The Independent is ceasing print production, going online only

The Independent newspaper will cease print production next month and go online only, owners ESI Media announced.

The leftist paper will become the UK’s first national newspaper title to move to ‘a digital-only future’.

Evgeny Lebedev, owner of The Independent, said:

“The newspaper industry is changing, and that change is being driven by readers. They’re showing us that the future is digital. This decision preserves the Independent brand and allows us to continue to invest in the high quality editorial content that is attracting more and more readers to our online platforms.

The Independent has always been a pioneering newspaper with a track record of innovation. It has a proud heritage as Britain’s first truly independent national quality title. My family bought and invested heavily in The Independent because we believe in world-class quality journalism, and this move secures the future of these vitally important editorial values.”

The Independent front page, 15 February 2014
The Independent front page, 15 February 2014

The Independent launched in 1986 as a broadsheet. It was originally intended to reflect the centre of the British political spectrum, but over time it began leaning to the left, making it more a competitor to The Guardian. For a brief period in the 1990s the newspaper sold 400,000 copies a day (more than the Times), but circulation has since dropped to just over one-tenth of that figure.

The last paper edition of The Independent is expected to be on Saturday March 26.

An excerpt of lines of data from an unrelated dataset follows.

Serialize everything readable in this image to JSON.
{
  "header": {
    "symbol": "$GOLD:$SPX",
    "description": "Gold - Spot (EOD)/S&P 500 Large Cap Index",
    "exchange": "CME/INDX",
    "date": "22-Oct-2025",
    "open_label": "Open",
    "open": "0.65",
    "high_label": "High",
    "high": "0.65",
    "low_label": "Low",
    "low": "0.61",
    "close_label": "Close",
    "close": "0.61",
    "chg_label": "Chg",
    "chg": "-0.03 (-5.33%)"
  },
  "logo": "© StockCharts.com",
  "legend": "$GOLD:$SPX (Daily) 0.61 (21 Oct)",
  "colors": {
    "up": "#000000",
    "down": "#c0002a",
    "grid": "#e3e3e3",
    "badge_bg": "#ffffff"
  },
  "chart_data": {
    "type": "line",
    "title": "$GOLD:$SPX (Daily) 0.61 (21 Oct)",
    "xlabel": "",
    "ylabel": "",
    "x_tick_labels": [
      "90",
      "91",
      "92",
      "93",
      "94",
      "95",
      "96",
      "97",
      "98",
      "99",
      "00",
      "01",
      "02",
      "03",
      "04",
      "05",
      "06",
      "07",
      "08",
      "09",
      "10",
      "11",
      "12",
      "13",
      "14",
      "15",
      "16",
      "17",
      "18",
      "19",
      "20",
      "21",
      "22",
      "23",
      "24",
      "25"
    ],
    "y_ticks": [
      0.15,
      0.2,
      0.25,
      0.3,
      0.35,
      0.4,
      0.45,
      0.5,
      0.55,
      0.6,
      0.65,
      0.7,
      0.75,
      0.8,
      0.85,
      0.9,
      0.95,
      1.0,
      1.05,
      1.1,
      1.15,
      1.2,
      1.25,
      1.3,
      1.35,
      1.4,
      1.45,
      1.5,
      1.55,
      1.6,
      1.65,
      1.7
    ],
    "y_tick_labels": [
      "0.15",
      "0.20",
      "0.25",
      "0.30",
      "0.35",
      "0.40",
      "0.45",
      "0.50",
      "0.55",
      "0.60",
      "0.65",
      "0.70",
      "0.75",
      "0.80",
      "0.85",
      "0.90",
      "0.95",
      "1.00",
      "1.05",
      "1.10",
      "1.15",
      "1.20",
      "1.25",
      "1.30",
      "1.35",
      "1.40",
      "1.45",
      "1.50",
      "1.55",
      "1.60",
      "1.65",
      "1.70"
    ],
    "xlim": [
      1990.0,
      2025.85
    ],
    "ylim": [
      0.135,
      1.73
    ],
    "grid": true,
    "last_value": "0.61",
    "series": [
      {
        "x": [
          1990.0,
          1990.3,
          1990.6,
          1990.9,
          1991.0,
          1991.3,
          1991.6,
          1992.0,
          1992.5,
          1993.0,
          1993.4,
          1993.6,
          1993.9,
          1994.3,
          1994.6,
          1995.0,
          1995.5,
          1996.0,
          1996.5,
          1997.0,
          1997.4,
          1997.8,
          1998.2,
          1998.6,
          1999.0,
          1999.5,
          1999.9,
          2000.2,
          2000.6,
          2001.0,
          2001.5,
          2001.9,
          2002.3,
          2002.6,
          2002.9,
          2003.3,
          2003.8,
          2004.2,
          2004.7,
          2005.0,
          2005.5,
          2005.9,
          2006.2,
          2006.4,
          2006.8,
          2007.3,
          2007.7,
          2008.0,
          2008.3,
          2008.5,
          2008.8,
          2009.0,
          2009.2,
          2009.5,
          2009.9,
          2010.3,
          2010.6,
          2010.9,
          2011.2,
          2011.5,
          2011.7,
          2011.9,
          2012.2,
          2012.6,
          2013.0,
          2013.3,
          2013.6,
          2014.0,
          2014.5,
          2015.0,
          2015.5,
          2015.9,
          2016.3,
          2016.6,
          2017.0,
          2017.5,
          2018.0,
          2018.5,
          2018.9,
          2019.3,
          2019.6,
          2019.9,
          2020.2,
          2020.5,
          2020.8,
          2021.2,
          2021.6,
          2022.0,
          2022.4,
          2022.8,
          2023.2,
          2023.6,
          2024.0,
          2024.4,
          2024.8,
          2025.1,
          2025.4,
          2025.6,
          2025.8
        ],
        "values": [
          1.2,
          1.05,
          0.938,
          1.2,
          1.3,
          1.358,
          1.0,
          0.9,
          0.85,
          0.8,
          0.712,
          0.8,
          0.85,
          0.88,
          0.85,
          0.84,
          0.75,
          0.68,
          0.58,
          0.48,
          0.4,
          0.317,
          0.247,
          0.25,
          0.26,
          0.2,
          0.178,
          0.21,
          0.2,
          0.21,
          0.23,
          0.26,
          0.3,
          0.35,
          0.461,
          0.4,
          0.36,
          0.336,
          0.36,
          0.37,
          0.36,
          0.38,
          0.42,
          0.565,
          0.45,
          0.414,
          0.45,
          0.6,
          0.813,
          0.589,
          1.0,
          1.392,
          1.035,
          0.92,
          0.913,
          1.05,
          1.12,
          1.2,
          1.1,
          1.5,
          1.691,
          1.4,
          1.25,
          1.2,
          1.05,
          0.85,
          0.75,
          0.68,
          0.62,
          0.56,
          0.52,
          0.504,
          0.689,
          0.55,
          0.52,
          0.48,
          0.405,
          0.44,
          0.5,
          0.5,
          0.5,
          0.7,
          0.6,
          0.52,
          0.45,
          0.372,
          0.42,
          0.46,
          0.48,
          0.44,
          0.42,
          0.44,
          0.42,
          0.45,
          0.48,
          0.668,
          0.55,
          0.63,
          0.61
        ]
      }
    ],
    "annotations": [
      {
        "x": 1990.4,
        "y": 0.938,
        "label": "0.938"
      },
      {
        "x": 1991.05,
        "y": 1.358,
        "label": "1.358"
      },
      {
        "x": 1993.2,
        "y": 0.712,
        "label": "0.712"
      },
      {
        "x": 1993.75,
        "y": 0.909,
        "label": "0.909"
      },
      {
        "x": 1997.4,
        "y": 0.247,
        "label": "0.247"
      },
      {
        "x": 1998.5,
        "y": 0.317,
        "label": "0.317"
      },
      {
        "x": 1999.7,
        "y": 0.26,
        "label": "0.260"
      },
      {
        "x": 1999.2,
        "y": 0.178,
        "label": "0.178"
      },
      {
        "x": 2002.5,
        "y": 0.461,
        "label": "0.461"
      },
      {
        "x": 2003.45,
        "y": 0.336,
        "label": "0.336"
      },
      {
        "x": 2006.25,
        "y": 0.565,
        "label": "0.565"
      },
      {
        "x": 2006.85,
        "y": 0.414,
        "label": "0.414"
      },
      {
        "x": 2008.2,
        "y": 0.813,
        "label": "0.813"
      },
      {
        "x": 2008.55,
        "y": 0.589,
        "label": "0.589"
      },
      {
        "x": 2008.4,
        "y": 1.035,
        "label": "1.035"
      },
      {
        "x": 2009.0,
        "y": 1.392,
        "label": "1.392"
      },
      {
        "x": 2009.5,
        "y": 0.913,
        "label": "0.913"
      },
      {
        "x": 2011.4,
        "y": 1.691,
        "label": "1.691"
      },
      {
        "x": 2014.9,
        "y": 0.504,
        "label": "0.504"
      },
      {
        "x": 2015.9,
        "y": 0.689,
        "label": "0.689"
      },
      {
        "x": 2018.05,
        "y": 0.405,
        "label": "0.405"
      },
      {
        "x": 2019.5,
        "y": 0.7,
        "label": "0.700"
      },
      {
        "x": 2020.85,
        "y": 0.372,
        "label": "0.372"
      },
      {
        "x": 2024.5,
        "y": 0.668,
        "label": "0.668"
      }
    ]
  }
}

Steve Auckland, Group CEO, ESI Media, said:

“The unique editorial proposition of The Independent is perfectly suited to the global digital landscape. Following this decisive move to digital, we will be as focused and uncompromised as any start-up, but with all the authority and trust of an established newsbrand – a truly unique proposition. We now have a clear and secure future path for our businesses. It’s also a further opportunity for our advertisers to capitalise on our growing, smart, affluent and digitally savvy audience.”

ESI confirmed that ceasing print production will result in some redundancies among editorial employees. The exact number of jobs affected will be confirmed following a consultation period, ESI said.